1968  Paints Two Cubes, based on Reinhold's book.

1970-71 Paints Form.

1972  Works in the tiny studio he set up in the basement of his home.

Aroch's last years were marked by an intense intellectual attempt to establish a body of contexts in his work, far beyond its visual appearance.

His ruminations about the limits the canvas's fixed form could impose on the form within it seem to have prompted him to treat the canvas margins ("I saw that I could help the patch dwell in peace with the border, the frame, if I treated the edges," he said about the purplish form that contains the Tzakpar), to deny the rectangle's wholeness (Four Parts), to transgress its limits (Agrippas Street), to create a three-dimensional illusion within it (Two Cubes) and, finally, to develop inside it a three-dimensional form (see the transition from the 1970 Form to the relief Form of 1972).

Aroch referred to this way of working as his "trademark": "Every painter has his trademark, which is not painting. For example, Tatlin's is the material, Duchamp's is the chair. Mine is the evolution of the Tzakpar form out of the boot." The development of a form out of a form is not a mere technical matter but, rather, an important element in a structure where materials, forms, notations and images (Bundle of Facts B.) find their place as an interpretation of times, places and forms that belong to the artist's past but also to his cultural and spiritual heritage.

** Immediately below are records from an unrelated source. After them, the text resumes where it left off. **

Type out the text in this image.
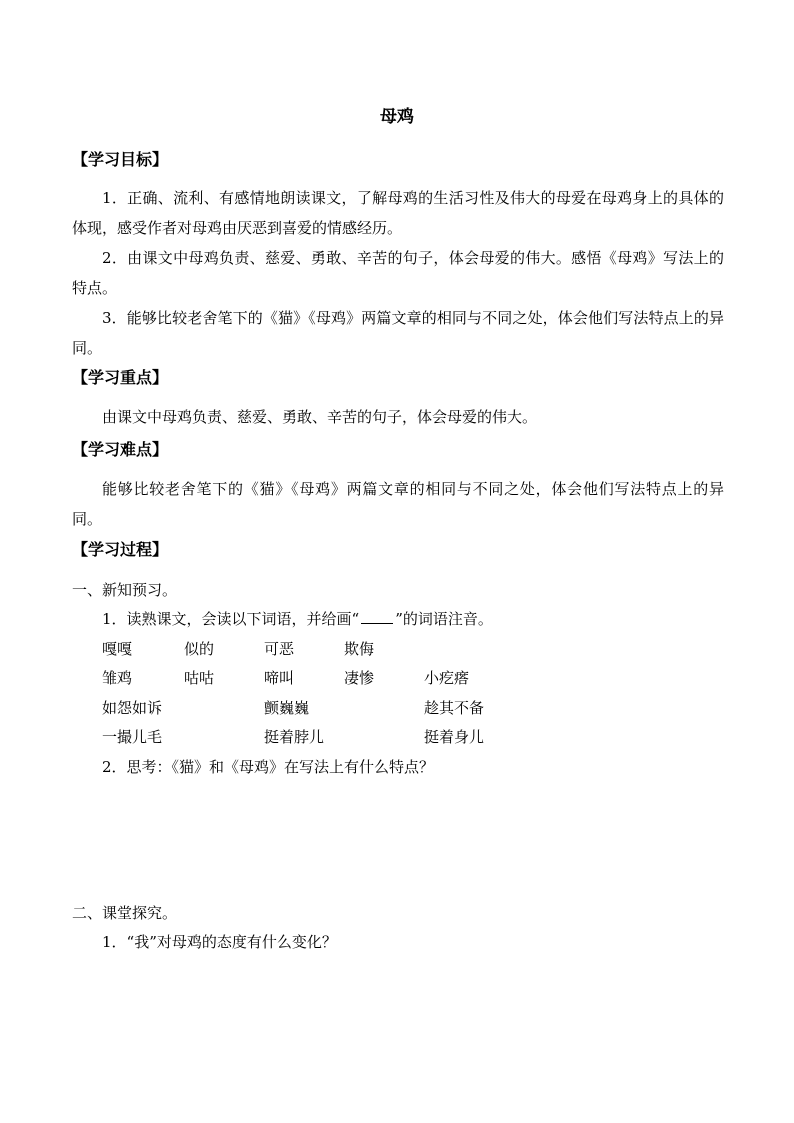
母鸡
【学习目标】
1．正确、流利、有感情地朗读课文，了解母鸡的生活习性及伟大的母爱在母鸡身上的具体的体现，感受作者对母鸡由厌恶到喜爱的情感经历。
2．由课文中母鸡负责、慈爱、勇敢、辛苦的句子，体会母爱的伟大。感悟《母鸡》写法上的特点。
3．能够比较老舍笔下的《猫》《母鸡》两篇文章的相同与不同之处，体会他们写法特点上的异同。
【学习重点】
由课文中母鸡负责、慈爱、勇敢、辛苦的句子，体会母爱的伟大。
【学习难点】
能够比较老舍笔下的《猫》《母鸡》两篇文章的相同与不同之处，体会他们写法特点上的异同。
【学习过程】
一、新知预习。
1．读熟课文，会读以下词语，并给画“ ”的词语注音。
嘎嘎	似的	可恶	欺侮
雏鸡	咕咕	啼叫	凄惨	小疙瘩
如怨如诉	颤巍巍	趁其不备
一撮儿毛	挺着脖儿	挺着身儿
2．思考：《猫》和《母鸡》在写法上有什么特点？
二、课堂探究。
1．“我”对母鸡的态度有什么变化？
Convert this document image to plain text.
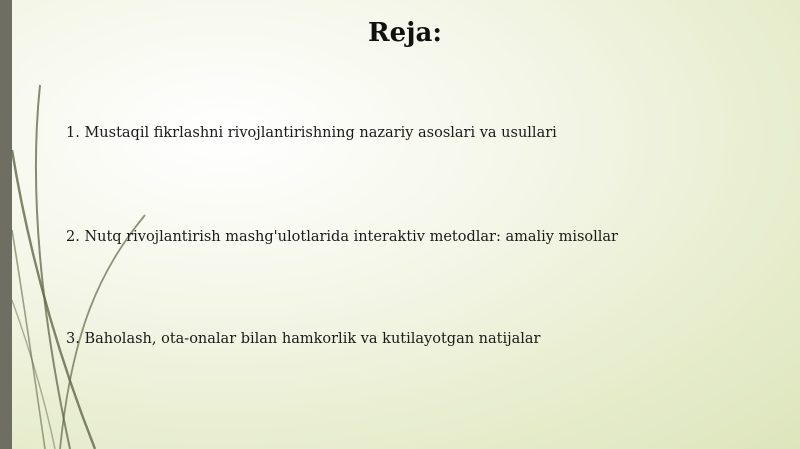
Reja:

1. Mustaqil fikrlashni rivojlantirishning nazariy asoslari va usullari

2. Nutq rivojlantirish mashg'ulotlarida interaktiv metodlar: amaliy misollar

3. Baholash, ota-onalar bilan hamkorlik va kutilayotgan natijalar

As the artist intimated, the forms in In Ratchik's Shop (1967-68) and In Memory of the Good Fellows of the Beginning of the Century (1969) are based on the Russian constructivists' search, in the 1920s, for the two-dimensional and three-dimensional form. In this search Aroch discerns the possibility of creating a form that would be both primary and unique. His own search in Form (1974) is to be understood in the context of his emotional and intellectual identification with those artists' search. This work has remained unfinished, and Aroch thought of using it in the future. "The form is cut in cardboard, which is glued on plywood. Plywood isn't nice, but it can be fixed. I'm not happy with the format of this form. It has nothing to it. It's less than abstract, but it contains a lot. It has a sort of foot reaching forward, another backward. What matters is the relation between the elements, walking and limping, and the board, which will underscore the wood's thickness."